Datenverluste sind zwar oft auf defekte Hardware zurückzuführen. Gelegentlich gibt es jedoch andere Ursachen, etwa Software- oder Bedienungsfehler. So auch beim Mac mini einer Kollegin, der sich eines Tages weigerte zu booten. Seine Festplatte erwies sich als intakt, ebenso die Partitionstabelle. Allerdings war das Extents File des HFS+-Dateisystems zerstört, und damit die Zuordnung von Dateien und Datenblöcken.

In solchen Fällen helfen die im Netz kursierenden Undelete-Werkzeuge nicht weiter. Mit den Mitteln und Methoden der Computerforensik lassen sich jedoch durchaus nennenswerte Teile des Datenbestandes wiederherstellen. Allerdings sind einschlägige Forensik-Tools wie The Sleuth Kit eher etwas für Experten, die dergleichen öfter tun müssen. Für gelegentliche oder gar einmalige Nutzung empfiehlt sich ein einfacher zu bedienendes Werkzeug wie Magic Rescue.

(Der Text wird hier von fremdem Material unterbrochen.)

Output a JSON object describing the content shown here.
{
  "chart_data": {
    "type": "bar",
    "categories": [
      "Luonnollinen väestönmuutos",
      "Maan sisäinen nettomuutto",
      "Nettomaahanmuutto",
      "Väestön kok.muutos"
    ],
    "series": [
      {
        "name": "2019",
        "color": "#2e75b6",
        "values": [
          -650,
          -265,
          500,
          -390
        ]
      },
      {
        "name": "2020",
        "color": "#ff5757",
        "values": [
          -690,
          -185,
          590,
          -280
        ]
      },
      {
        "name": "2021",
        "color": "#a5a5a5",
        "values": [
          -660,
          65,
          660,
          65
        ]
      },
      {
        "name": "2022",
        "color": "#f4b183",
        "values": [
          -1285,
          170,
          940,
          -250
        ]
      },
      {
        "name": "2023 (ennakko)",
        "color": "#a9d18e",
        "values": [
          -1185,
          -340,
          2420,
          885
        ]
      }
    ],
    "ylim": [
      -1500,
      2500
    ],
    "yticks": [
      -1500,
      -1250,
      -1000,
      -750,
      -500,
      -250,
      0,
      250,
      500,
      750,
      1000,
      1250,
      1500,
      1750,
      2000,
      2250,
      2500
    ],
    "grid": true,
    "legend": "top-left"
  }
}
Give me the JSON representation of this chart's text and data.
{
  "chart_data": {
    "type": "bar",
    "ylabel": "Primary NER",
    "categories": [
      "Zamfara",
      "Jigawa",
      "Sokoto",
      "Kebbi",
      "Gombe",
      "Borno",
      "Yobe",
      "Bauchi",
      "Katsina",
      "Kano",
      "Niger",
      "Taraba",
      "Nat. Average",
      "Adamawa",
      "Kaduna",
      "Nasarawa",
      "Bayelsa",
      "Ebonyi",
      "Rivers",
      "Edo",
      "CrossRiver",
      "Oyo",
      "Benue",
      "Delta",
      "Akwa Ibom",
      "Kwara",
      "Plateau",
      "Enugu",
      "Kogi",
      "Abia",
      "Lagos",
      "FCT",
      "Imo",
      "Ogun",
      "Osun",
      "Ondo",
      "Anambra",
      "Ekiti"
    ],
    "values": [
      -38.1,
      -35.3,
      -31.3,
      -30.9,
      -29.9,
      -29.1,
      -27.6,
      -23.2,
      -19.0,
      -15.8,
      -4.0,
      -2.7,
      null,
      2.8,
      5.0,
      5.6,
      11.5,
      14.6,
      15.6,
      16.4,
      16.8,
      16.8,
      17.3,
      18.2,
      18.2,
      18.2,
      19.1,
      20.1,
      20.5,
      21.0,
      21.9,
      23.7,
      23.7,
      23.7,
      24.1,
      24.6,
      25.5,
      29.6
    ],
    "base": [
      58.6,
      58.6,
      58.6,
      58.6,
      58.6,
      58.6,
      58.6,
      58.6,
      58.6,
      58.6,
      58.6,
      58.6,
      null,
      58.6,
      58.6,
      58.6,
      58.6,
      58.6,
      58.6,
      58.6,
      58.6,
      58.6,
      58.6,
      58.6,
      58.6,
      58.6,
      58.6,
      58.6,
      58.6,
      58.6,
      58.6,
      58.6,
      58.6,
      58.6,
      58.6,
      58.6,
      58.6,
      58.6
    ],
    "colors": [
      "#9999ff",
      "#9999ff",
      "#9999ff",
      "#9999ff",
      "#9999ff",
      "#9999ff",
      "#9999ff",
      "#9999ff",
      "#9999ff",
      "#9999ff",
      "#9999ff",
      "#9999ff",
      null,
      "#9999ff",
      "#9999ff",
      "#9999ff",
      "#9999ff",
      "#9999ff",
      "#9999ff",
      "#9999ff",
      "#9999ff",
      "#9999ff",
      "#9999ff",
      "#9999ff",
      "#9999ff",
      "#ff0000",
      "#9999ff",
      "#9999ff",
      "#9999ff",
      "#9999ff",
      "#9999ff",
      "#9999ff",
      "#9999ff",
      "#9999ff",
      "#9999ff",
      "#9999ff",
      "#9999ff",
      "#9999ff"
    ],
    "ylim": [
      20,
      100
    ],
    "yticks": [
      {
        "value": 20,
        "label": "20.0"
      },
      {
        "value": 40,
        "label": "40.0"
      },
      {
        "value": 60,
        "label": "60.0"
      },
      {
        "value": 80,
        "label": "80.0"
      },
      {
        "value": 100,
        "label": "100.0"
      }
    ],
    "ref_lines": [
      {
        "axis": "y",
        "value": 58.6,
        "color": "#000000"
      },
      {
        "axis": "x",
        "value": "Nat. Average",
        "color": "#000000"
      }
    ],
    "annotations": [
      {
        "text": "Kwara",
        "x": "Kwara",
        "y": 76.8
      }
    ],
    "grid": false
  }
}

Beide arbeiten nach demselben Prinzip: Sie lesen nacheinander alle Sektoren der Festplatte und vergleichen ihren Inhalt mit der Signatur beziehungsweise Magic Number des gesuchten Dateityps. Haben sie einen Dateianfang gefunden, kopieren sie ihn und die darauf folgenden Sektoren in eine Datei auf einer anderen Festplatte. Sofern das Original nicht fragmentiert war, ist damit die Datei wiederhergestellt.

Magic Rescue erledigt das in einem Arbeitsgang. Das Kommando magicrescue –d <zielverzeichnis> –r jpeg-exif /dev/<gerät> etwa gräbt Bilder im JPEG-Format aus, die eine Exif-Signatur besitzen (Exchangeable Image File Format). Viele Digitalkameras und Mobiltelefone legen darin Metadaten wie Kameraeinstellungen oder den Zeitpunkt der Aufnahme ab. Wer eine Kamera von Canon oder Nikon besitzt, die Bilder im Raw-Format speichert, kann seine Urlaubsfotos mit einem der „Rezepte“ canon-cr2 oder nikon-raw retten.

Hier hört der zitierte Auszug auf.